Amato da Luigi Veronelli, che ne aveva appreso grazie a Manuela Piancastelli che in un bellissimo articolo del 2006 lo aveva definito: “un formaggio estremo: mi ricorda insieme formaggi di fossa e erborinati stravecchi”. Veronelli lo aveva assaggiato in una passeggiata sul territorio accompagnato dall’indimenticabile Luciano Di Meo. Il Conciato Romano viene definito anche Tartufo bianco del Sud, sia per il valore che per l’intensità. Ne basta infatti veramente poco per arricchire primi piatti, come gli scialatielli con la zucca. Oppure come lo utilizza la chef stellata Rosanna Marziale del ristorante “Le Colonne” a Caserta, grattugiato sullo Scarpariello, un piccolo timballo di bucatini spezzati e pomodori grigliati. Anche la pizza non poteva non omaggiare il Conciato Romano. Gino Sorbillo ha proposto una variante abbinandolo ai pomodori gialli del Vesuvio, mentre i fratelli Salvo lo abbinano sulla pizza con le Papaccelle, sempre del Vesuvio.

…e ancora

Nel 2012 il Caso Conzato ha ricevuto il premio Fuoriclasse Gambero Rosso, concesso solo a 17 formaggi su 316 formaggi italiani selezionati.
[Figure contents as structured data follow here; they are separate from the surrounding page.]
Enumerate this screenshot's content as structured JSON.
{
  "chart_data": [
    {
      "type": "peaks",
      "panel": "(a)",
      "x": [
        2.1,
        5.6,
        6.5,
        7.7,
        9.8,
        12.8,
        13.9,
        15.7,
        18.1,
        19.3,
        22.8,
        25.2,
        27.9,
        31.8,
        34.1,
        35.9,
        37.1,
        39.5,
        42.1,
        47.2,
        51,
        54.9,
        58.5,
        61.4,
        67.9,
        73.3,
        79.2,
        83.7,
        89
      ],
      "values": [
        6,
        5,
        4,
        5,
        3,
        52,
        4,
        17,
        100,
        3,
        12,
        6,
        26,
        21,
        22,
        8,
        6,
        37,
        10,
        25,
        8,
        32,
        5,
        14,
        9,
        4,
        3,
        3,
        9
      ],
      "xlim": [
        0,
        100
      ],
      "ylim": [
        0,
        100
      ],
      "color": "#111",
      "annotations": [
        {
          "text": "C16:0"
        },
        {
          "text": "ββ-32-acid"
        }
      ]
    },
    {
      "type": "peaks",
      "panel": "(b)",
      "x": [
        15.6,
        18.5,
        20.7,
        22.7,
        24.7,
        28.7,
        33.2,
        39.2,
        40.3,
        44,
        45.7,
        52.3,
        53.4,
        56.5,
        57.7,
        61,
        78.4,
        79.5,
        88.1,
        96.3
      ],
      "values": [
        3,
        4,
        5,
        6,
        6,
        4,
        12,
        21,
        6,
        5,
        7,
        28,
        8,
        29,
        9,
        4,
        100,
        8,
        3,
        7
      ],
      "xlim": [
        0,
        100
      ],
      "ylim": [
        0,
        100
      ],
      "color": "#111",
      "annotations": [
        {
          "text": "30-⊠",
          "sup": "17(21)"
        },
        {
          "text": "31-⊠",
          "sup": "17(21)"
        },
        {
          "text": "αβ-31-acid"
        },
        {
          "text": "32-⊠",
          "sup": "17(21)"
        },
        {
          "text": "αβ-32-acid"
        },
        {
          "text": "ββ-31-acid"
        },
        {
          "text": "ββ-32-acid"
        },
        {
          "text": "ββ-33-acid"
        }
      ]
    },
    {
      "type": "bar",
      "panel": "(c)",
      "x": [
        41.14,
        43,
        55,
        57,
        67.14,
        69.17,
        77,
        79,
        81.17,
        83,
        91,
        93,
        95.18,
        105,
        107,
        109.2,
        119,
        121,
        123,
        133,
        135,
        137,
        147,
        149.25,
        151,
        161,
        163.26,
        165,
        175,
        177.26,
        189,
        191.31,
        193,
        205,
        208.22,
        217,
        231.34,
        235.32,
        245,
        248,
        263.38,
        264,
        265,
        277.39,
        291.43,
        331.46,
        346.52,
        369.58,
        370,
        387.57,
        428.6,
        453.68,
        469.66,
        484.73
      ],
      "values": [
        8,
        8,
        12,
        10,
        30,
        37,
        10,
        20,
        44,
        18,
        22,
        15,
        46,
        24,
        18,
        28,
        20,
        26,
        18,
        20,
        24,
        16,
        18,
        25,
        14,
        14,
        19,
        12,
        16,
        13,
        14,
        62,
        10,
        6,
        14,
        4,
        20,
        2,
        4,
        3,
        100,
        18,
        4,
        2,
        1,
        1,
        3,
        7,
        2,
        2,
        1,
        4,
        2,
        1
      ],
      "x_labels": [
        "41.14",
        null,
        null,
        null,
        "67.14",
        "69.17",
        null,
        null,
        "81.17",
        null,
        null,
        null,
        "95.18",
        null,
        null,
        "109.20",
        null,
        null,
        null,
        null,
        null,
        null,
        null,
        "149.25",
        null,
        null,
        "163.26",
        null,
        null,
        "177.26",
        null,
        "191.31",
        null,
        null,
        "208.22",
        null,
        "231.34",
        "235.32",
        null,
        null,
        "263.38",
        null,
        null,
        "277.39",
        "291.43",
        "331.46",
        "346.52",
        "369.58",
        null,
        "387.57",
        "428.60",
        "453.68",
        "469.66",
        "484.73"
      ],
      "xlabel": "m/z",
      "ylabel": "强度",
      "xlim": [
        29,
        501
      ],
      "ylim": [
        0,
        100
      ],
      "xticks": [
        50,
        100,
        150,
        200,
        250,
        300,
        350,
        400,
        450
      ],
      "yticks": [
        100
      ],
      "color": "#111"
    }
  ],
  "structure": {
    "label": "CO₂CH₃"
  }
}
I produttori del Conciato Romano, la famiglia Lombardi dell’azienda agricola Le Campestre, a cui si deve l’esistenza in vita, si sono a lungo battuti affinché la produzione del formaggio casertano rimanesse invariata, ovvero che si continuassero ad usare le anfore per la stagionatura e che fosse bandito il latte in polvere in sostituzione del latte ovino, come leggi della Comunità Europea paventavano.

Il cibo è l’identità di un luogo, e il Conciato Romano è la cultura di Castel di Sasso, è il paesaggio, la storia e la tradizione, e come tale va tutelato e raccontato, soprattutto ai giovani, i futuri custodi della memoria.